The trial was a continuation of the findings of the previous clinical trial reported about in 2017 in the journal Circulation, in which the researchers reported for the first time from the CENTRAL study on the increased effectiveness of a classic Mediterranean diet with reduced carbohydrates in reducing intra-abdominal fat compared to a low-fat diet that was accepted by the medical unions at the time.
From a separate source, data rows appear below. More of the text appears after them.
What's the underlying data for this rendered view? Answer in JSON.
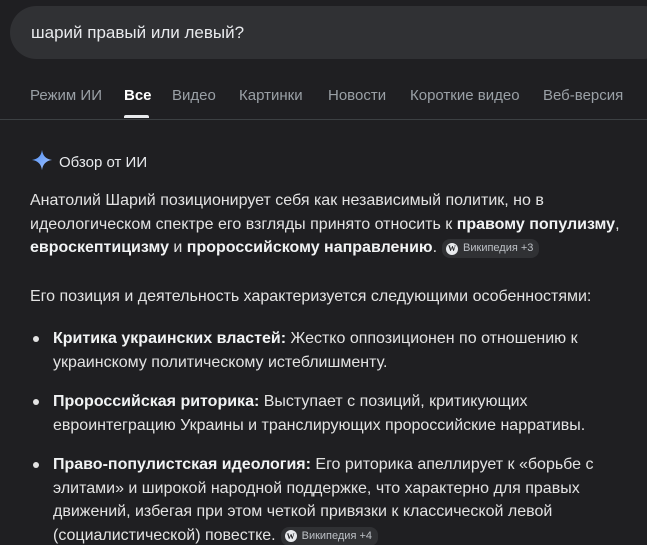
{
  "search": {
    "query": "шарий правый или левый?"
  },
  "tabs": [
    {
      "label": "Режим ИИ"
    },
    {
      "label": "Все"
    },
    {
      "label": "Видео"
    },
    {
      "label": "Картинки"
    },
    {
      "label": "Новости"
    },
    {
      "label": "Короткие видео"
    },
    {
      "label": "Веб-версия"
    }
  ],
  "active_tab": "Все",
  "overview": {
    "title": "Обзор от ИИ",
    "p1": {
      "text_a": "Анатолий Шарий позиционирует себя как независимый политик, но в идеологическом спектре его взгляды принято относить к ",
      "bold_a": "правому популизму",
      "text_b": ", ",
      "bold_b": "евроскептицизму",
      "text_c": " и ",
      "bold_c": "пророссийскому направлению",
      "text_d": ".",
      "chip": "Википедия +3"
    },
    "p2": "Его позиция и деятельность характеризуется следующими особенностями:",
    "bullets": [
      {
        "bold": "Критика украинских властей:",
        "text": " Жестко оппозиционен по отношению к украинскому политическому истеблишменту."
      },
      {
        "bold": "Пророссийская риторика:",
        "text": " Выступает с позиций, критикующих евроинтеграцию Украины и транслирующих пророссийские нарративы."
      },
      {
        "bold": "Право-популистская идеология:",
        "text": " Его риторика апеллирует к «борьбе с элитами» и широкой народной поддержке, что характерно для правых движений, избегая при этом четкой привязки к классической левой (социалистической) повестке.",
        "chip": "Википедия +4"
      }
    ]
  },
  "colors": {
    "background": "#1f1f22",
    "search_bg": "#303134",
    "sparkle": "#7aa7ff",
    "chip_bg": "#303134"
  }
}
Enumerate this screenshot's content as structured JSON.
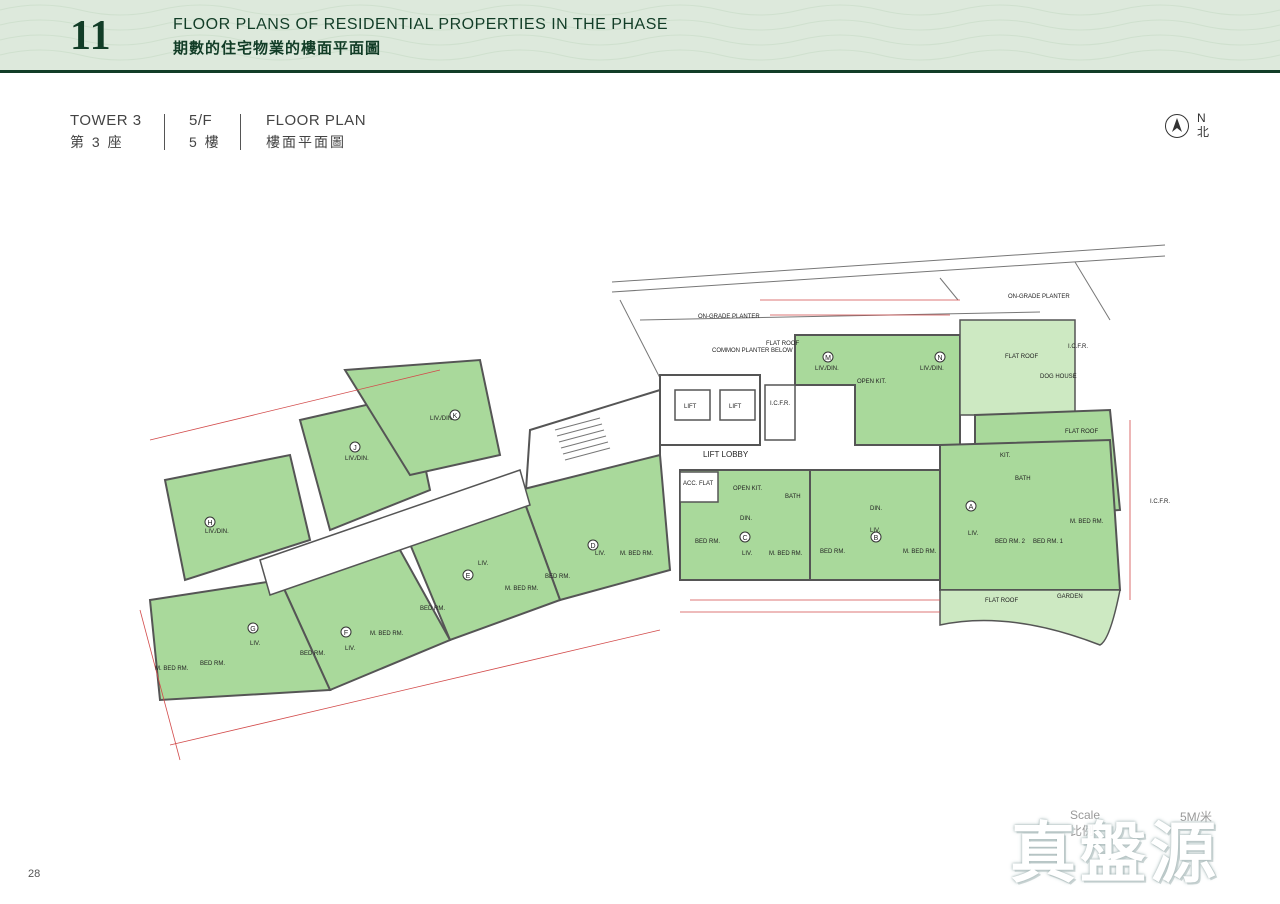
{
  "header": {
    "chapter_number": "11",
    "title_en": "FLOOR PLANS OF RESIDENTIAL PROPERTIES IN THE PHASE",
    "title_zh": "期數的住宅物業的樓面平面圖"
  },
  "subheader": {
    "tower_en": "TOWER 3",
    "tower_zh": "第 3 座",
    "floor_en": "5/F",
    "floor_zh": "5 樓",
    "plan_en": "FLOOR PLAN",
    "plan_zh": "樓面平面圖"
  },
  "north": {
    "en": "N",
    "zh": "北"
  },
  "plan_labels": {
    "on_grade_planter_1": "ON-GRADE PLANTER",
    "on_grade_planter_2": "ON-GRADE PLANTER",
    "common_planter": "COMMON PLANTER BELOW",
    "lift_1": "LIFT",
    "lift_2": "LIFT",
    "lift_lobby": "LIFT LOBBY",
    "icfr_1": "I.C.F.R.",
    "icfr_2": "I.C.F.R.",
    "icfr_3": "I.C.F.R.",
    "flat_roof_1": "FLAT ROOF",
    "flat_roof_2": "FLAT ROOF",
    "flat_roof_3": "FLAT ROOF",
    "flat_roof_4": "FLAT ROOF",
    "garden": "GARDEN",
    "acc_flat": "ACC. FLAT",
    "dog_house": "DOG HOUSE",
    "liv_din": "LIV./DIN.",
    "liv": "LIV.",
    "din": "DIN.",
    "open_kit": "OPEN KIT.",
    "bed_rm": "BED RM.",
    "m_bed_rm": "M. BED RM.",
    "bed_rm_1": "BED RM. 1",
    "bed_rm_2": "BED RM. 2",
    "bath": "BATH",
    "kit": "KIT.",
    "flat_a": "A",
    "flat_b": "B",
    "flat_c": "C",
    "flat_d": "D",
    "flat_e": "E",
    "flat_f": "F",
    "flat_g": "G",
    "flat_h": "H",
    "flat_j": "J",
    "flat_k": "K",
    "flat_m": "M",
    "flat_n": "N"
  },
  "scale": {
    "label_en": "Scale",
    "label_zh": "比例",
    "unit": "5M/米"
  },
  "watermark": "真盤源",
  "page_number": "28",
  "colors": {
    "header_bg": "#dde9dc",
    "header_dark": "#123d27",
    "flat_fill": "#a9d99b",
    "wall": "#555555",
    "dimension": "#d24a4a"
  }
}
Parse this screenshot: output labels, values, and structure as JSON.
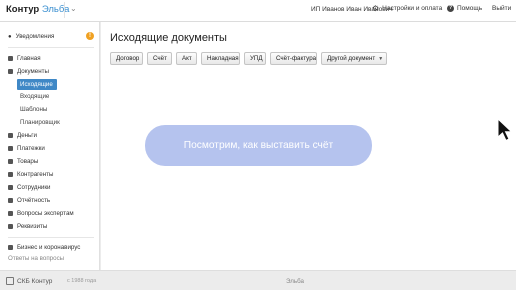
{
  "topbar": {
    "logo_main": "Контур",
    "logo_accent": "Эльба",
    "user": "ИП Иванов Иван Иванович",
    "settings_label": "Настройки и оплата",
    "help_label": "Помощь",
    "logout_label": "Выйти"
  },
  "sidebar": {
    "notifications": {
      "label": "Уведомления",
      "count": "!"
    },
    "items": [
      {
        "label": "Главная"
      },
      {
        "label": "Документы"
      }
    ],
    "documents_sub": [
      {
        "label": "Исходящие",
        "active": true
      },
      {
        "label": "Входящие"
      },
      {
        "label": "Шаблоны"
      },
      {
        "label": "Планировщик"
      }
    ],
    "items2": [
      {
        "label": "Деньги"
      },
      {
        "label": "Платежки"
      },
      {
        "label": "Товары"
      },
      {
        "label": "Контрагенты"
      },
      {
        "label": "Сотрудники"
      },
      {
        "label": "Отчётность"
      },
      {
        "label": "Вопросы экспертам"
      },
      {
        "label": "Реквизиты"
      }
    ],
    "extra": {
      "label": "Бизнес и коронавирус",
      "sub": "Ответы на вопросы"
    }
  },
  "main": {
    "title": "Исходящие документы",
    "buttons": [
      {
        "label": "Договор"
      },
      {
        "label": "Счёт"
      },
      {
        "label": "Акт"
      },
      {
        "label": "Накладная"
      },
      {
        "label": "УПД"
      },
      {
        "label": "Счёт-фактура"
      },
      {
        "label": "Другой документ"
      }
    ],
    "overlay_text": "Посмотрим, как выставить счёт"
  },
  "footer": {
    "brand": "СКБ Контур",
    "since": "с 1988 года",
    "app": "Эльба"
  },
  "colors": {
    "accent": "#3f88c6",
    "overlay": "#b5c3ee",
    "badge": "#f0a122"
  }
}
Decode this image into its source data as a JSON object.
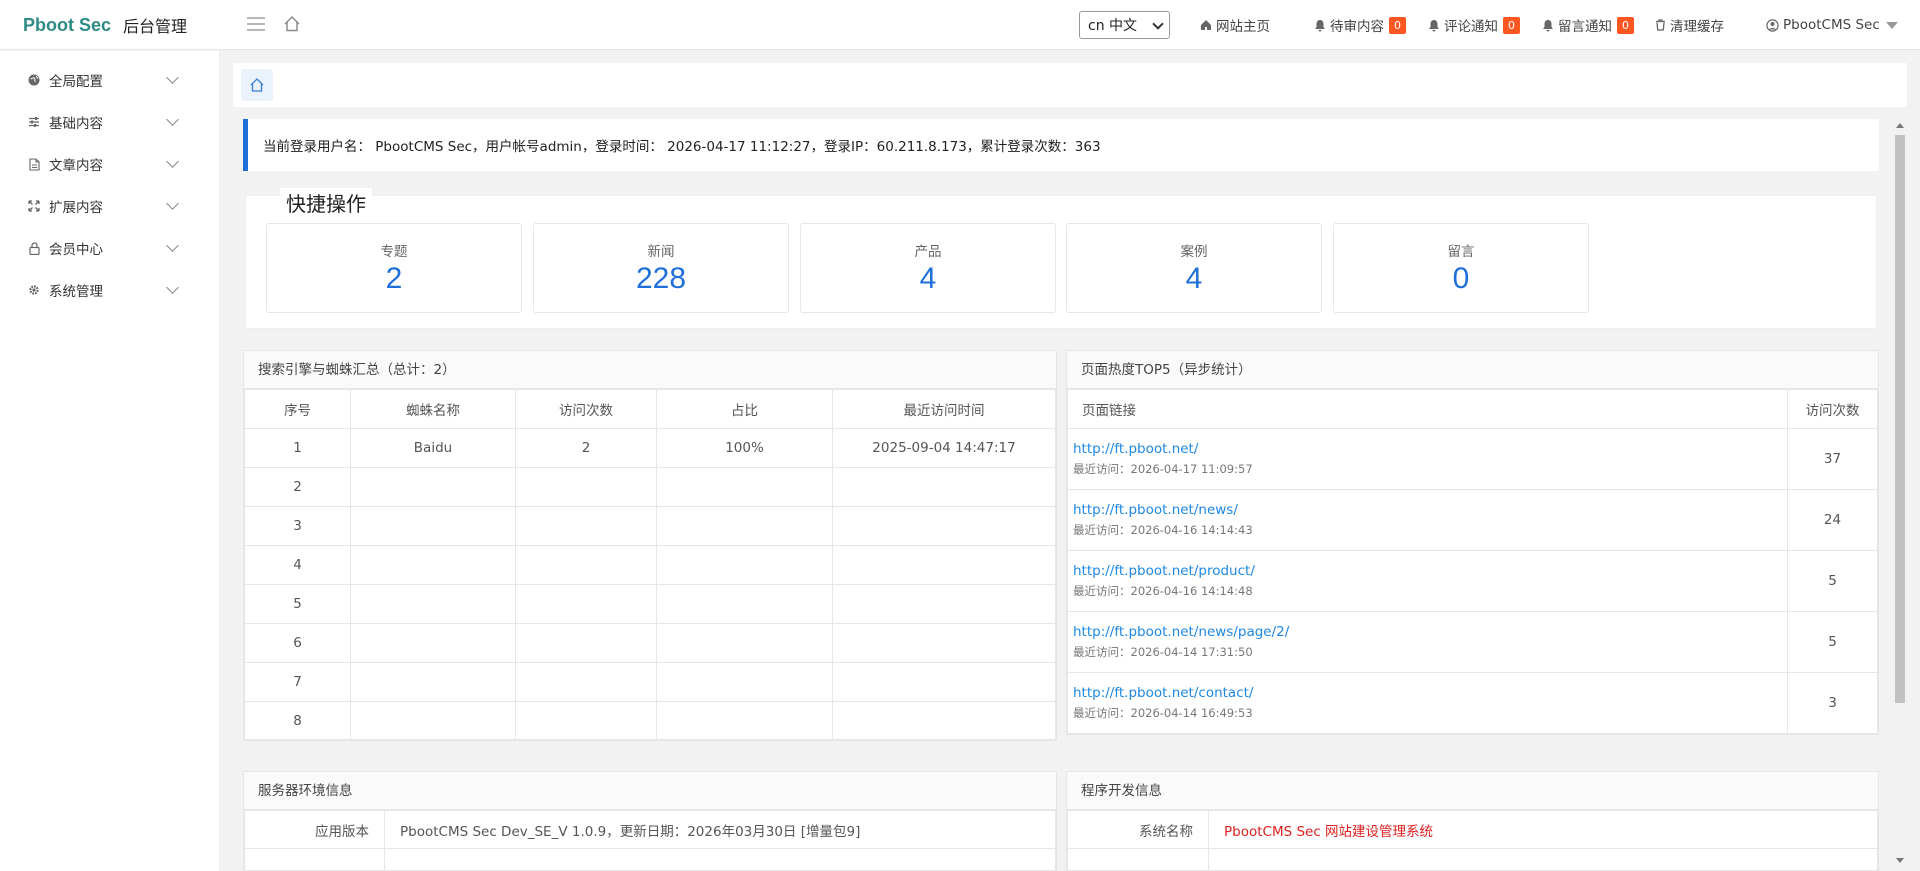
{
  "header": {
    "brand": "Pboot Sec",
    "subtitle": "后台管理",
    "language": "cn 中文",
    "links": {
      "site_home": "网站主页",
      "pending": "待审内容",
      "pending_count": "0",
      "comments": "评论通知",
      "comments_count": "0",
      "messages": "留言通知",
      "messages_count": "0",
      "clear_cache": "清理缓存",
      "user": "PbootCMS Sec"
    }
  },
  "sidebar": {
    "items": [
      {
        "label": "全局配置",
        "icon": "globe-icon"
      },
      {
        "label": "基础内容",
        "icon": "sliders-icon"
      },
      {
        "label": "文章内容",
        "icon": "file-icon"
      },
      {
        "label": "扩展内容",
        "icon": "expand-icon"
      },
      {
        "label": "会员中心",
        "icon": "lock-icon"
      },
      {
        "label": "系统管理",
        "icon": "gear-icon"
      }
    ]
  },
  "notice": "当前登录用户名： PbootCMS Sec，用户帐号admin，登录时间： 2026-04-17 11:12:27，登录IP：60.211.8.173，累计登录次数：363",
  "quick": {
    "title": "快捷操作",
    "cards": [
      {
        "label": "专题",
        "value": "2"
      },
      {
        "label": "新闻",
        "value": "228"
      },
      {
        "label": "产品",
        "value": "4"
      },
      {
        "label": "案例",
        "value": "4"
      },
      {
        "label": "留言",
        "value": "0"
      }
    ]
  },
  "spider": {
    "title": "搜索引擎与蜘蛛汇总（总计：2）",
    "headers": [
      "序号",
      "蜘蛛名称",
      "访问次数",
      "占比",
      "最近访问时间"
    ],
    "rows": [
      [
        "1",
        "Baidu",
        "2",
        "100%",
        "2025-09-04 14:47:17"
      ],
      [
        "2",
        "",
        "",
        "",
        ""
      ],
      [
        "3",
        "",
        "",
        "",
        ""
      ],
      [
        "4",
        "",
        "",
        "",
        ""
      ],
      [
        "5",
        "",
        "",
        "",
        ""
      ],
      [
        "6",
        "",
        "",
        "",
        ""
      ],
      [
        "7",
        "",
        "",
        "",
        ""
      ],
      [
        "8",
        "",
        "",
        "",
        ""
      ]
    ]
  },
  "hot": {
    "title": "页面热度TOP5（异步统计）",
    "headers": [
      "页面链接",
      "访问次数"
    ],
    "rows": [
      {
        "url": "http://ft.pboot.net/",
        "time": "最近访问：2026-04-17 11:09:57",
        "count": "37"
      },
      {
        "url": "http://ft.pboot.net/news/",
        "time": "最近访问：2026-04-16 14:14:43",
        "count": "24"
      },
      {
        "url": "http://ft.pboot.net/product/",
        "time": "最近访问：2026-04-16 14:14:48",
        "count": "5"
      },
      {
        "url": "http://ft.pboot.net/news/page/2/",
        "time": "最近访问：2026-04-14 17:31:50",
        "count": "5"
      },
      {
        "url": "http://ft.pboot.net/contact/",
        "time": "最近访问：2026-04-14 16:49:53",
        "count": "3"
      }
    ]
  },
  "server": {
    "title": "服务器环境信息",
    "version_label": "应用版本",
    "version_value": "PbootCMS Sec Dev_SE_V 1.0.9，更新日期：2026年03月30日 [增量包9]"
  },
  "program": {
    "title": "程序开发信息",
    "name_label": "系统名称",
    "name_value": "PbootCMS Sec 网站建设管理系统"
  },
  "colors": {
    "brand": "#2e8b84",
    "accent": "#1e6fd9",
    "badge": "#ff5722",
    "link": "#1e88e5",
    "red_text": "#e02020"
  }
}
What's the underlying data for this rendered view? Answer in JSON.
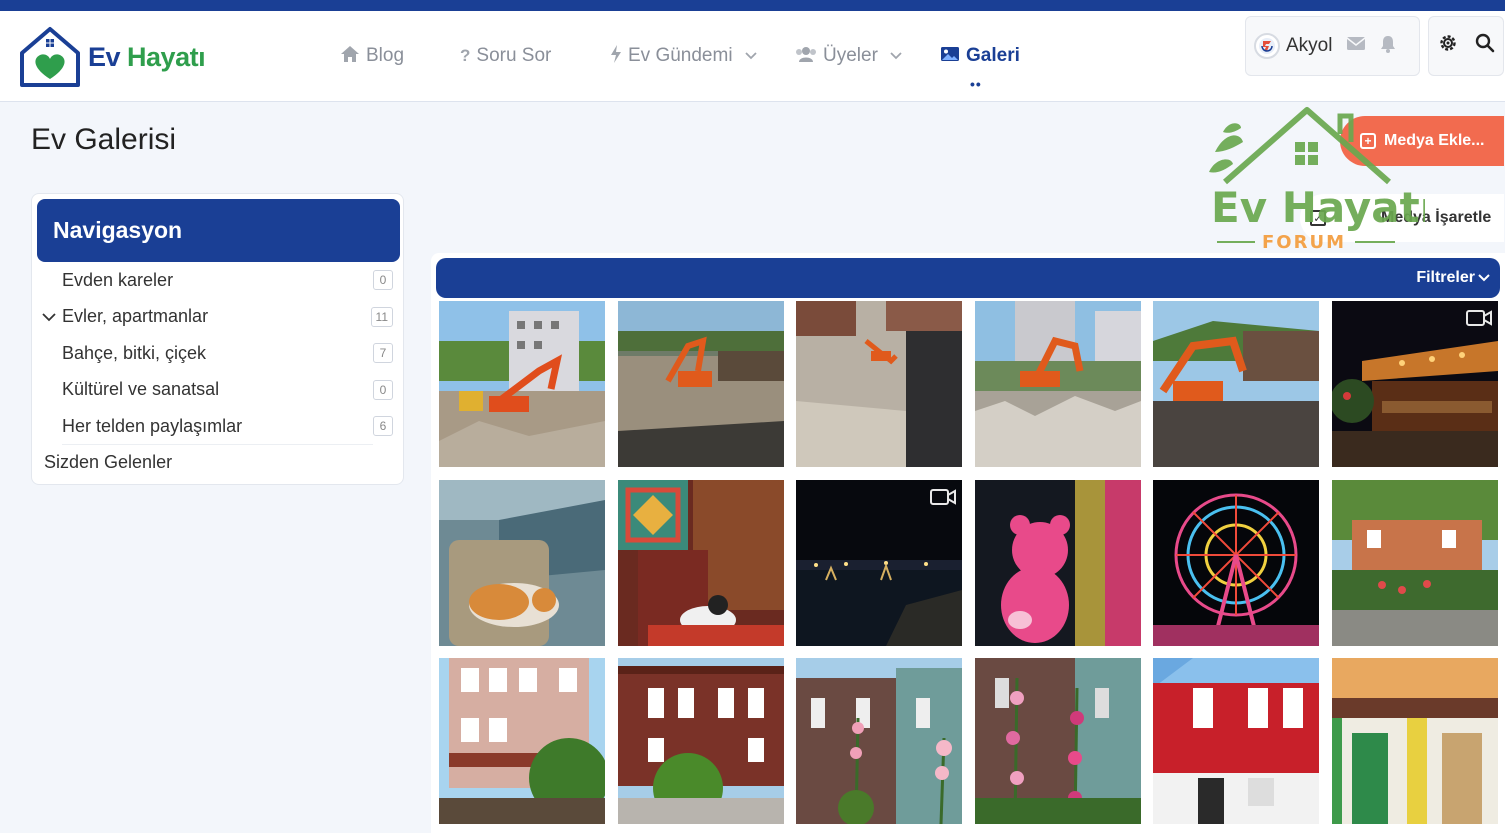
{
  "brand": {
    "word1": "Ev",
    "word2": "Hayatı",
    "primary": "#1a3f95",
    "green": "#2f9e4c",
    "accent": "#f26b4f"
  },
  "nav": [
    {
      "label": "Blog",
      "icon": "home-icon",
      "dropdown": false,
      "active": false
    },
    {
      "label": "Soru Sor",
      "icon": "question-icon",
      "dropdown": false,
      "active": false
    },
    {
      "label": "Ev Gündemi",
      "icon": "bolt-icon",
      "dropdown": true,
      "active": false
    },
    {
      "label": "Üyeler",
      "icon": "users-icon",
      "dropdown": true,
      "active": false
    },
    {
      "label": "Galeri",
      "icon": "image-icon",
      "dropdown": false,
      "active": true
    }
  ],
  "user": {
    "name": "Akyol"
  },
  "page": {
    "title": "Ev Galerisi"
  },
  "actions": {
    "add_media": "Medya Ekle...",
    "mark_media": "Medya İşaretle"
  },
  "watermark": {
    "line1": "Ev Hayatı",
    "line2": "FORUM"
  },
  "sidebar": {
    "heading": "Navigasyon",
    "items": [
      {
        "label": "Evden kareler",
        "count": "0"
      },
      {
        "label": "Evler, apartmanlar",
        "count": "11",
        "expanded": true
      },
      {
        "label": "Bahçe, bitki, çiçek",
        "count": "7"
      },
      {
        "label": "Kültürel ve sanatsal",
        "count": "0"
      },
      {
        "label": "Her telden paylaşımlar",
        "count": "6"
      }
    ],
    "extra": "Sizden Gelenler"
  },
  "filters": {
    "label": "Filtreler"
  },
  "gallery": [
    {
      "scene": "excavator-site",
      "video": false
    },
    {
      "scene": "excavator-dirt",
      "video": false
    },
    {
      "scene": "aerial-demolition",
      "video": false
    },
    {
      "scene": "excavator-rubble",
      "video": false
    },
    {
      "scene": "excavator-hill",
      "video": false
    },
    {
      "scene": "night-restaurant",
      "video": true
    },
    {
      "scene": "cat-on-chair",
      "video": false
    },
    {
      "scene": "cat-carpet",
      "video": false
    },
    {
      "scene": "night-sea",
      "video": true
    },
    {
      "scene": "pink-teddy",
      "video": false
    },
    {
      "scene": "ferris-wheel",
      "video": false
    },
    {
      "scene": "garden-house",
      "video": false
    },
    {
      "scene": "pink-wooden-house",
      "video": false
    },
    {
      "scene": "brown-wooden-house",
      "video": false
    },
    {
      "scene": "hollyhock-house-1",
      "video": false
    },
    {
      "scene": "hollyhock-house-2",
      "video": false
    },
    {
      "scene": "red-house",
      "video": false
    },
    {
      "scene": "green-doors",
      "video": false
    }
  ]
}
IN THE new experiment, as mentioned, the researchers challenged their previous findings by doubling the number of polyphenols from the plant provided to the subjects and by reducing the red and processed meat. Polyphenols are organic compounds, secondary products of plant foods that are intended to protect the plant itself, and are increasingly distinguished as having a beneficial effect as antioxidants and anti-inflammatories in the human body. Various polyphenols are found in green tea, green plants, coffee, olive oil, red wine, nuts, fruits and vegetables.

“A healthy lifestyle is the solid foundation for any course of weight loss,” said Shai. “We learned from the results of the experiment that the quality of the food is just as important as the total number of calories consumed… the goal in the future is to understand the mechanisms of influence of various molecules, such as polyphenols (positively) and unnecessary carbohydrates and red and processed meat (negatively) on the rate [of fat loss and] the differentiation of the fat cells and their storage in the deep intra-abdominal fat tissue and in other toxic reservoirs.”

“We learned from the results of the experiment that the quality of the food is just as important as the total number of calories consumed… the goal in the future is to understand the mechanisms of influence of various molecules, such as polyphenols (positively) and unnecessary carbohydrates and red and processed meat (negatively) on the rate [of fat loss and] the differentiation of the fat cells and their storage in the deep intra-abdominal fat tissue and in other toxic reservoirs.”

Prof. Iris Shai

Zelicha added that “a reduction of 14% of the total intra-abdominal fat is a dramatic achievement while taking simple measures to only change the lifestyle – and that weight loss is an important goal, but only if it is accompanied by impressive results in reducing the dangerous fat stores.”